To accomplish my goal in the classroom, I piloted a conceptually based math curriculum tool, implemented internationally benchmarked math standards along with my state standards, and embraced the three-pronged approach using a sixty minute Math Workshop format and a fifteen minute Interactive Math Skills Block. Confidently, I set forth to create a culture of student collaboration and dialogue. Growing competent and fluent young mathematicians, who understood concepts, could strategically and flexibly approach problems, were procedurally fluent, and could articulate and justify their answers captured my full attention.
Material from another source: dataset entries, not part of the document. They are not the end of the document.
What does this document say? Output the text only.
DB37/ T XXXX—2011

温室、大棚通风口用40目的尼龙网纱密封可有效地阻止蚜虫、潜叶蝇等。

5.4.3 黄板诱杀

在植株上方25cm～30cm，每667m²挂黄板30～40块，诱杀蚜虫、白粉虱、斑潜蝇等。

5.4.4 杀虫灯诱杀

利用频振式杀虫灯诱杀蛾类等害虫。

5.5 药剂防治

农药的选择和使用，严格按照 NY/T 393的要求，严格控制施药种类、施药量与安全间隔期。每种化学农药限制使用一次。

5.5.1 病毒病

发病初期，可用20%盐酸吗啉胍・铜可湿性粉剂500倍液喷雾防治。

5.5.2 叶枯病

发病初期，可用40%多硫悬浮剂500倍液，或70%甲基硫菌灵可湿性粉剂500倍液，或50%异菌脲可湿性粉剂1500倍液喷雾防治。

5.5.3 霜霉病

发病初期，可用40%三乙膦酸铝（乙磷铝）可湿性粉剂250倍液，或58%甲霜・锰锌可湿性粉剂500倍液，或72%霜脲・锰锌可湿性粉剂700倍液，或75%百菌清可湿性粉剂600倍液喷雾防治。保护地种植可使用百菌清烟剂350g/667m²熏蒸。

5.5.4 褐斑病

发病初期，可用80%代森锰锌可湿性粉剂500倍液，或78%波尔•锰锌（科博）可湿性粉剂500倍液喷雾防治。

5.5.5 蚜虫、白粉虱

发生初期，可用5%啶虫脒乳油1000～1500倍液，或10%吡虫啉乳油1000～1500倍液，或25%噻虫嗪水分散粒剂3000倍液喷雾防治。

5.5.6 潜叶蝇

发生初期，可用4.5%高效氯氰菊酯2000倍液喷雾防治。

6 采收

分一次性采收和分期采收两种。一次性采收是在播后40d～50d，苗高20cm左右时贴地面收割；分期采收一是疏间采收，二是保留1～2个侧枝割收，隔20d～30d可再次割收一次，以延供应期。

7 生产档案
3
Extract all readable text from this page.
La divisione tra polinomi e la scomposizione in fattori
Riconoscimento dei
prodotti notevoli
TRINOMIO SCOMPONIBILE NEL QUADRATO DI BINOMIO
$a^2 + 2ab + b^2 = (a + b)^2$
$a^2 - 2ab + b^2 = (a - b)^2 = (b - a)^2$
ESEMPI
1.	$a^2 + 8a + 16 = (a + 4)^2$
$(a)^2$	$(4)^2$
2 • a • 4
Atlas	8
And, trust me when I say, teaching myself to learn in this fashion was exhausting; There were days when I was only minutes ahead of my students’ learning. However, in the end, I captured the most amazing rewards. I, with the assistance of a few colleagues, helped paved the way for my peers by creating a shift in our practice.
Now, over a decade later, this passion still consumes much of my time and provides me with just as much satisfaction. Currently, as a staff developer, I chair our Math Council to lead with our vision and mission in constant view and assist to grow math leadership capacity in others. At the same time, I embrace my role to get new math teachers started on the right path from the very beginning. I continue to share my story with anyone who will listen. After all, I have the unique pleasure of teaching children and teachers to think mathematically.